那人生气了又怎样?我还会怕他吗?只不过那人到底指谁呢?”
“他为何警告老板?”
“这个嘛!.....墨香,如果我只能赎你出去却不能娶你呢?”
“………墨香知道,只要公子能够给个吃住地方,墨香就知足了。”她比我想象的还要自卑。她以为自己是有自知之明,却不知正是因为自己瞧不起自己才让别人瞧不起。
“如果我说我不但能给你好吃好住的生活,还能让你身价倍增,前途无量,你可愿意?”
“墨香早已想道,对未来没抱什么希望了?”
“墨香未免太过悲观,只要你愿意我就可以帮你办到。”
“当真?”
“当然。”我香满楼的招牌可是童叟无欺的。
“墨香愿意相信公子。”其实相信我就对了,“只不过香老板想让墨香做什么呢?”
“要是墨香不相信,不如我们结拜好了。我认你为义妹,怎样?”
“公子如此抬举,墨香恭敬不如从命了。”
“不要叫我公子了,我本名邹邹,你呢?”
“上官香儿。”
“好名字,择日不如撞日,那我们就在此结拜吧,让天地为我们作证。”
“好。”
于是,一场电视里非常经典的结拜仪式上演了,我本不想说什么同生共死的,可这么激动人心的时刻,不说就太破坏气氛了。
“香儿,我去赎你,你再忍一下,没多久了。”
“香儿任凭哥哥的吩咐。”
我顿起黑线,哥哥?算了,等真的成了香满楼的人再告诉她吧,我就再委屈几天,当几天哥哥好了。
“花娘,我要买下墨香。”
“这可不行,墨香可是绝色的命根子,没了她,我绝色满园子的人都得去喝西北风呢。”
“你说个价吧。”我真不想和她打交道,年纪大了就爱啰啰嗦嗦的。
“香老板,你这不是让我为难吗?”
“十万两——黄金!你考虑清楚,这笔钱够你下半辈子衣食无忧了,考虑清楚了就把墨香带到香满楼来领银子,对了,把墨香身边的丫环也带上。”我就要看看这黄金的影响力,不过那么多钱啊,有点心疼,抖了抖,头也不回地走了。

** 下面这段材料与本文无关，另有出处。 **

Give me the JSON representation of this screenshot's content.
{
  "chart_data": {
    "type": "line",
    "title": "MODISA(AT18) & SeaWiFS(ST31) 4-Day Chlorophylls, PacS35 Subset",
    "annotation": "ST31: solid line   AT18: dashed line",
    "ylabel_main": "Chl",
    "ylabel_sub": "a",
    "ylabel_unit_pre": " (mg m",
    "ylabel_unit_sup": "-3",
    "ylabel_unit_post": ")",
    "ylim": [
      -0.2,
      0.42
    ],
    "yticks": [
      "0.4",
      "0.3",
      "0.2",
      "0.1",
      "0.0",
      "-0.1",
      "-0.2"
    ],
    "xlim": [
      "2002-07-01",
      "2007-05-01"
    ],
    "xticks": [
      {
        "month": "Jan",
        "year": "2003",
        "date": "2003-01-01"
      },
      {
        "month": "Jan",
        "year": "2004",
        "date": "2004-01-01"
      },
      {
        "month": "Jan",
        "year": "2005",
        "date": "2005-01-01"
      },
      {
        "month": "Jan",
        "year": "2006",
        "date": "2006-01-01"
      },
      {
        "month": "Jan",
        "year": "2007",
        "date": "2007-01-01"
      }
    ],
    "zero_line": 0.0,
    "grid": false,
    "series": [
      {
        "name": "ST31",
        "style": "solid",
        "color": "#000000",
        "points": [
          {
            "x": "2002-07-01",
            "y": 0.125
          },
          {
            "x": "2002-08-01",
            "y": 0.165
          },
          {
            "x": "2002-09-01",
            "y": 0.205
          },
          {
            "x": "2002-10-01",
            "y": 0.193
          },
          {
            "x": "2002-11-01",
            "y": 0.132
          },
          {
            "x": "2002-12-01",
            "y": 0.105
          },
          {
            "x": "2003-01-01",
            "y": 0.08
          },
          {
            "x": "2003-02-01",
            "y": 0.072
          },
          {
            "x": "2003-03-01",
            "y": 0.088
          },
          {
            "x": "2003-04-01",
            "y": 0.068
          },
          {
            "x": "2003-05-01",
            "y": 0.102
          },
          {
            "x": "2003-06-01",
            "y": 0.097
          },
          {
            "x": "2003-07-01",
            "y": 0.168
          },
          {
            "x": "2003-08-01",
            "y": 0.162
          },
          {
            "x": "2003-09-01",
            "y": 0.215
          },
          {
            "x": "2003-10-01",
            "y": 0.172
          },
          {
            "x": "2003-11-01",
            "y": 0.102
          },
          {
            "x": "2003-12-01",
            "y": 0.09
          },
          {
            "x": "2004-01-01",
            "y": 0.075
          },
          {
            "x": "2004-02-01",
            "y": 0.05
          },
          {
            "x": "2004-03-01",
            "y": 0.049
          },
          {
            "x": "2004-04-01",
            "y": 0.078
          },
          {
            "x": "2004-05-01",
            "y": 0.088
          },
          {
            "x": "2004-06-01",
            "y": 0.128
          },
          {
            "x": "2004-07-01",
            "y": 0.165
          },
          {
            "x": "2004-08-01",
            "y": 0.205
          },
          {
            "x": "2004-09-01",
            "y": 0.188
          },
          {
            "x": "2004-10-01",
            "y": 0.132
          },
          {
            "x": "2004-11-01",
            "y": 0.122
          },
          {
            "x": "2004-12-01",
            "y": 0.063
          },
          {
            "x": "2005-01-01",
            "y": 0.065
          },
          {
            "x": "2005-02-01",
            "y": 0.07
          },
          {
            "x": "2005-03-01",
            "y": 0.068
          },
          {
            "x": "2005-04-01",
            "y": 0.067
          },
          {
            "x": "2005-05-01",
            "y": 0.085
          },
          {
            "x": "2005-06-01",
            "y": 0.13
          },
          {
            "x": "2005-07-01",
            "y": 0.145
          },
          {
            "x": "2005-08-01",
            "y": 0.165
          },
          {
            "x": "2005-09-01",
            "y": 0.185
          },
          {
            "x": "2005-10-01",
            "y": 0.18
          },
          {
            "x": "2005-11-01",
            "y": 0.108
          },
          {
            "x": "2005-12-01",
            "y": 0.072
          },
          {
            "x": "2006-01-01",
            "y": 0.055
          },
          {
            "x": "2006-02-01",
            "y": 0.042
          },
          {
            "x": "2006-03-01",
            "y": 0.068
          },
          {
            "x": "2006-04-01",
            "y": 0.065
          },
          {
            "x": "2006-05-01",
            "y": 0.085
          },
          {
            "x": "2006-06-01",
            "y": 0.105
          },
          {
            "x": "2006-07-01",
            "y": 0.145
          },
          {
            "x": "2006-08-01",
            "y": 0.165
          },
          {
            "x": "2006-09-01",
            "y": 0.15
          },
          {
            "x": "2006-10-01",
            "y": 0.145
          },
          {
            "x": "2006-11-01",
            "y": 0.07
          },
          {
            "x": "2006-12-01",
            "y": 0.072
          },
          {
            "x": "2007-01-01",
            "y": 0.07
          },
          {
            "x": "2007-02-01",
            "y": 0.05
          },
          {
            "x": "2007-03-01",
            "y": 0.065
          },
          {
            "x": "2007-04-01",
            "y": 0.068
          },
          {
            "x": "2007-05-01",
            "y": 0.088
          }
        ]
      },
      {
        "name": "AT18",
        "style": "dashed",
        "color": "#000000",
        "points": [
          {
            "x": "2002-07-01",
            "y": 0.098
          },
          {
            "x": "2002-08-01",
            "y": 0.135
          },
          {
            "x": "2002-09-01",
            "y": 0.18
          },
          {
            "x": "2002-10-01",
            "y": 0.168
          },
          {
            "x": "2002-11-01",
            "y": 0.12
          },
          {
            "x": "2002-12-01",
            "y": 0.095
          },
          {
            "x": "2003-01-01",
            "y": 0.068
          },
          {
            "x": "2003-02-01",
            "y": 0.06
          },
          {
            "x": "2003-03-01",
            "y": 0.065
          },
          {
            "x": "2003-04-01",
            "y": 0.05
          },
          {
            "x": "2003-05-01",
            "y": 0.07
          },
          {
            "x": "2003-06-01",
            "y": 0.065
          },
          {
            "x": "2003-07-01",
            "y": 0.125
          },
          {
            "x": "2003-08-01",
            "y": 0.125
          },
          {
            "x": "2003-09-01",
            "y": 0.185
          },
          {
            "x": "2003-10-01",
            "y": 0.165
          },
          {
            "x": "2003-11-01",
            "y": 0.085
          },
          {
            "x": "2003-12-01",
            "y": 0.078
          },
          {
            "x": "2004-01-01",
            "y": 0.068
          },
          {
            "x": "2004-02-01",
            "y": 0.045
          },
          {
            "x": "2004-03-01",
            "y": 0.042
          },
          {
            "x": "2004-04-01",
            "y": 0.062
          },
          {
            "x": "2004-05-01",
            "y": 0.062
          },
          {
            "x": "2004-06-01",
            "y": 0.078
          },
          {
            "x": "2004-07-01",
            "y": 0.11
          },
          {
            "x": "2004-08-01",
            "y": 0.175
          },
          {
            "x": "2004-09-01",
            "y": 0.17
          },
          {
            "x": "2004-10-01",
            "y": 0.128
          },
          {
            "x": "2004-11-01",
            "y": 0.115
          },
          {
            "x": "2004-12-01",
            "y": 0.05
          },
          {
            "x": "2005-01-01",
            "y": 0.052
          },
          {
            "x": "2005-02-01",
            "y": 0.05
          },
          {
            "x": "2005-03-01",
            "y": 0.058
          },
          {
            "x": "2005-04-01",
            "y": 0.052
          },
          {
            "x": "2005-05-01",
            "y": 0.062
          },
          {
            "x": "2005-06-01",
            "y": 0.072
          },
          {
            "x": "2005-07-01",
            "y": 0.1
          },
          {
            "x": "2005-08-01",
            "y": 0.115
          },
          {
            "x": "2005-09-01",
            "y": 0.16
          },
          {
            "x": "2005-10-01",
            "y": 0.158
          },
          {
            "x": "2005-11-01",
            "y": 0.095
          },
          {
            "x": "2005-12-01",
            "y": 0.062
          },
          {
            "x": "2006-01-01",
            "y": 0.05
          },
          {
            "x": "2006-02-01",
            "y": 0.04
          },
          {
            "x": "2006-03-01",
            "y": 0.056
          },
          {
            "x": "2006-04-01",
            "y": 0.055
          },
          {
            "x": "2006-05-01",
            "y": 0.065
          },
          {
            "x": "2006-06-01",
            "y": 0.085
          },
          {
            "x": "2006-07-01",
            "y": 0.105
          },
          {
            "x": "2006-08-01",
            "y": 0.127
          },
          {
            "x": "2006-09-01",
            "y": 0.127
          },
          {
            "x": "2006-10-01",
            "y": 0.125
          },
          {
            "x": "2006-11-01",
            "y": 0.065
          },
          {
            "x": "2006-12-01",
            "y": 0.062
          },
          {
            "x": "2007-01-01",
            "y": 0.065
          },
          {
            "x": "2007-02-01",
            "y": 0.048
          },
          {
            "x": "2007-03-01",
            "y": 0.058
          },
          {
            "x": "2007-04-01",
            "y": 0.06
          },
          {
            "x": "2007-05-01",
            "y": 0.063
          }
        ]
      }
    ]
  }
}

没想到我前脚刚到香满楼,可花娘后脚就来了,遵守约定,她带来了墨香和她的丫环铭儿,卖身契交到我手上,她戴着黄金疯疯癫癫地走了。
“铭儿,你就安心伺候小姐,上官青儿如此就是香满楼的二小姐。”
“香儿谢过哥哥。”
“铭儿谢大少爷恩典。”
“额……你们去休息吧。”我要逃跑,这个哥哥我不要当了。
几天后,香满楼的三楼雅居出现一副对联,只要能够对出来的人可以免费品尝香满楼的招牌菜,每日总有一段时间,香满楼会传出一阵绕梁三日的琴声。
从此,历城文学和听曲之风盛长,此风在香满楼最盛。
没多久香儿就知道了我是女的,没多大反应,真是不好玩,我还以为她要找我算账呢。这个所有的人相处融洽,香儿和青儿成了无话不谈的好姐妹,把我这个姐姐凉在了一边。
香满楼的生意越来越好,名声越来越响,我赚的银子也越来越多。把她们的卖身契给她们,她们反而不要,要赖上我了。不过看在香儿能帮我赚那么钱的份上就留下她们主仆好了。
生意好了,又有了好帮手,我反而轻松得不知做什么好。
躺在浴桶里,脑袋昏昏沉沉的,手臂突然发烫。我猛然睁开眼。谚字刺青又出现了!
我本来以为这种刺青可能是在体温上升的时候就会显现出来,可并不是。好像只要那家伙在附近的时候才可以看见这东西。难道他来了?
我起身穿好衣服,在房间里慢慢地走。这家伙本事渐长,居然这么沉得住气。手臂越来越痛,他是要折磨我吗?
“淳于君谚!来了还躲什么!”偷偷摸摸好像不是他的风格。一段时间难道就可以把人完全变了个样。
他以为自己是美女吗?出来还遮遮掩掩的。没变呢,还是一样的黑色,一样的阴沉。只不过平添的几分鬼气,是我的心里作用吗?
“你把这该死的刺青给我弄掉!”要是每次碰到他都要痛,我岂不是很命苦?不过我也想太多了吧,人家是王子,会经常见面吗?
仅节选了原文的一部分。